Closer security cooperation

The talks in Kiev also focused on closer security cooperation. Ukraine wants to participate with its own troops in the EU operation Althea, the military stabilization mission in Bosnia-Hercegovina. In addition, the country wants to participate in several projects of structured military cooperation, or Pesco for short. The EU, in turn, "will explore ways to provide greater support to Ukraine's resilience, including professional military training," the summit statement said. The European External Action Service (EEAS) has been examining several options for this for a few weeks, but has kept a low profile publicly.
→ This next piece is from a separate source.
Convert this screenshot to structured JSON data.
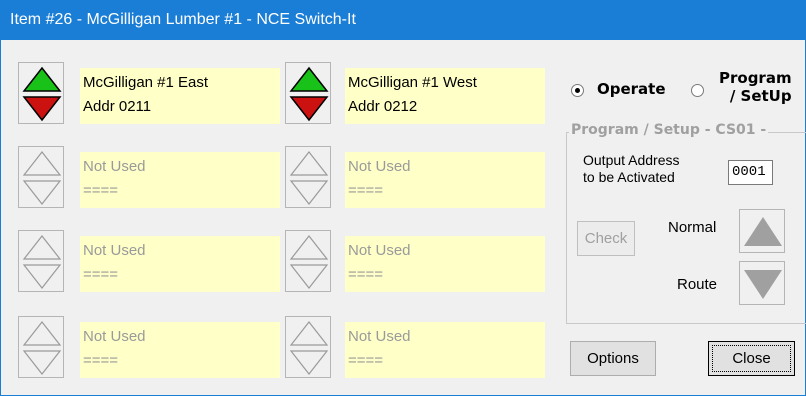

This was initiated by several Eastern Member States. As diplomats report, they first campaigned for a training mission in Ukraine at the meeting of EU defense ministers in Lisbon at the end of May. The initiative came from Lithuania, supported by Latvia, Estonia, Poland and Sweden. At the end of July, the Ukrainian foreign and defense ministers asked the EU foreign affairs representative Josep Borrell for help in a joint letter. "We have dealt intensively with the Ukrainian request to help with military training," says an EU official involved. At the end of September, a team was in Ukraine to sound out the situation. Several options were then presented to the Member States.This included a new military training mission as well as the expansion of the existing civil advisory mission, which could be active in officer training at military academies.

Germany favors this second option.

It can be realized more quickly and the difficult relationship with Russia would be less of a burden than an independent military training mission, according to the rationale.

Most states, including the EEAS, should also tend to do so.

On the other hand, France supports the eastern member states - apparently also in order to get them to agree to a more independent European defense policy.

In view of the disagreement, the actual needs should now be determined more precisely by mid-November.